They were around before - since 2016 you've increasingly seen them in the shops, on the bus, these Women in Dresses. The trend for historically-inspired prarie-ish dresses (extravagant of sleeve and high of collar) has stoutly refused to die.
It was generally attributed to the Kardashians - apparently they put us off tits and arse. But it was actually a portent of doom: fashion was preparing us for 2020.
The Hemline Index suggests that the shorter the skirts in Vogue, the better the health of the economy - miniskirts practically vibrate with confidence. Nothing says 'global instability' like a 30-year-old woman in chintz ruffles from her chin to her ankles.
Sewing, knitting, cooking, gardening, baking: it's a tough sell for a generation of women who grew up on The Spice Girls. But I think, psychologically, selling us delightful little-girl Laura Ashley party dresses made transitioning to the domesticity and monotony of social distancing a little easier. Like so many things, a global pandemic can be made more appealing by the potential for a great outfit.
It's a far more attractive proposition to uneasily pace your home when you can hear voluminous skirts swinging; or to sit and look with melancholy out your window when flounces are arranged, prettily.

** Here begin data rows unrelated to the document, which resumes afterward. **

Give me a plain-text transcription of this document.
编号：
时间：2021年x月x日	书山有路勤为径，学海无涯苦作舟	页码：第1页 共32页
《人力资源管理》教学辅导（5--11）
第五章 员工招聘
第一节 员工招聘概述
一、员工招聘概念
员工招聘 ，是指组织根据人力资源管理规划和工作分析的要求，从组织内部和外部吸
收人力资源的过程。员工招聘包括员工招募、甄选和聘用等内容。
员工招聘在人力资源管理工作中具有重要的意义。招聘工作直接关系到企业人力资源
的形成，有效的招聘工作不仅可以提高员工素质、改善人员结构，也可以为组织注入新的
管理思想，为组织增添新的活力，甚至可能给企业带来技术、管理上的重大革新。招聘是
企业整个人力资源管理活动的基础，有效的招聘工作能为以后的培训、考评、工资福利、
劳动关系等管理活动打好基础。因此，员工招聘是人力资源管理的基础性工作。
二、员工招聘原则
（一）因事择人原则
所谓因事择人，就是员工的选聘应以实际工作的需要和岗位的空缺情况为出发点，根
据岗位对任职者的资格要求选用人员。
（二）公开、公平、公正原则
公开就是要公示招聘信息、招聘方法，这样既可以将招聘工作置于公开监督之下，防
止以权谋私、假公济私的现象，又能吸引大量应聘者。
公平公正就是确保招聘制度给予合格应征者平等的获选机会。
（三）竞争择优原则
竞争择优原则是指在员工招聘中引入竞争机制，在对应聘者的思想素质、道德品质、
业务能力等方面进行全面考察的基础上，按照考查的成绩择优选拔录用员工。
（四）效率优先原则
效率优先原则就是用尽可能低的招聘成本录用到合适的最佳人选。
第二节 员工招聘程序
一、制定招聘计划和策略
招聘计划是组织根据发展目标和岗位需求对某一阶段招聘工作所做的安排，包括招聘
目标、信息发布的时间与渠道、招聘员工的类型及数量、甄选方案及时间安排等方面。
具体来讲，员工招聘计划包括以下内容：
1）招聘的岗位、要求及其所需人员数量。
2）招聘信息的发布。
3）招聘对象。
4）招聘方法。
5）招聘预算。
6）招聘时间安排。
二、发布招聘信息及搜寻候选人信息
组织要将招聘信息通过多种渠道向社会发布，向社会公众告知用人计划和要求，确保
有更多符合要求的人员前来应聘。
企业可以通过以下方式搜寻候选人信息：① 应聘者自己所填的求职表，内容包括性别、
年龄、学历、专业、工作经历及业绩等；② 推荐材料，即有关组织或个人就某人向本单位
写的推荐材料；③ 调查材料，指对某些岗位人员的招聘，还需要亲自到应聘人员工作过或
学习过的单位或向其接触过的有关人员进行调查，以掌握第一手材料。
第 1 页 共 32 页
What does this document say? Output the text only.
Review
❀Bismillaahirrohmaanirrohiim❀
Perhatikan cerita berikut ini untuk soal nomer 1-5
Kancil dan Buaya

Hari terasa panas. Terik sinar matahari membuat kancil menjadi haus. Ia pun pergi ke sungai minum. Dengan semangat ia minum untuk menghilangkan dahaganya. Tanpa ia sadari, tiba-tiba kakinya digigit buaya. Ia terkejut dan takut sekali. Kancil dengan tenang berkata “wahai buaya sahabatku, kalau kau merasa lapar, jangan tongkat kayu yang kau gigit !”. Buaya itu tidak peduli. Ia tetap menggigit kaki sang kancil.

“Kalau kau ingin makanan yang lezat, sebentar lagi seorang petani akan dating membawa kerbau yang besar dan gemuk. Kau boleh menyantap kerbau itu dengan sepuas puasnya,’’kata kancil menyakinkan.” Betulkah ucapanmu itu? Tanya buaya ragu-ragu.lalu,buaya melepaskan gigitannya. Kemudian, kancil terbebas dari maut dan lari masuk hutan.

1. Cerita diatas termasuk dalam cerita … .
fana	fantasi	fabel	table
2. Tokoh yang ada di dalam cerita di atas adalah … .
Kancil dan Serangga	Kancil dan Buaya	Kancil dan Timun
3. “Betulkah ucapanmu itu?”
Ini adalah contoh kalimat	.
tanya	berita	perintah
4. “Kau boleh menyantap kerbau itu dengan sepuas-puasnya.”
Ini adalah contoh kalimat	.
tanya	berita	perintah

Oh, how they all online-shopped from March to May: outsized 'investment pieces', by small slow-fashion businesses.
Now, the Women in Dresses will see their dresses as a kind of national service: simply going out and being seen will fill the mortals with such romantic nostalgia and optimism that some of them might even say thank you!
Women in Dresses is plausibly deniable LARPing (live action role-playing); it's cosplay, it's a rare subculture of women who spent the ages of 4-7 dressed as Princess Belle (but how they pined for her blue provincial apron, too) and/or ages 13-16 fixated on the pursuit of empire lines. But - it is quite nice to see all these women out in dresses, isn't it?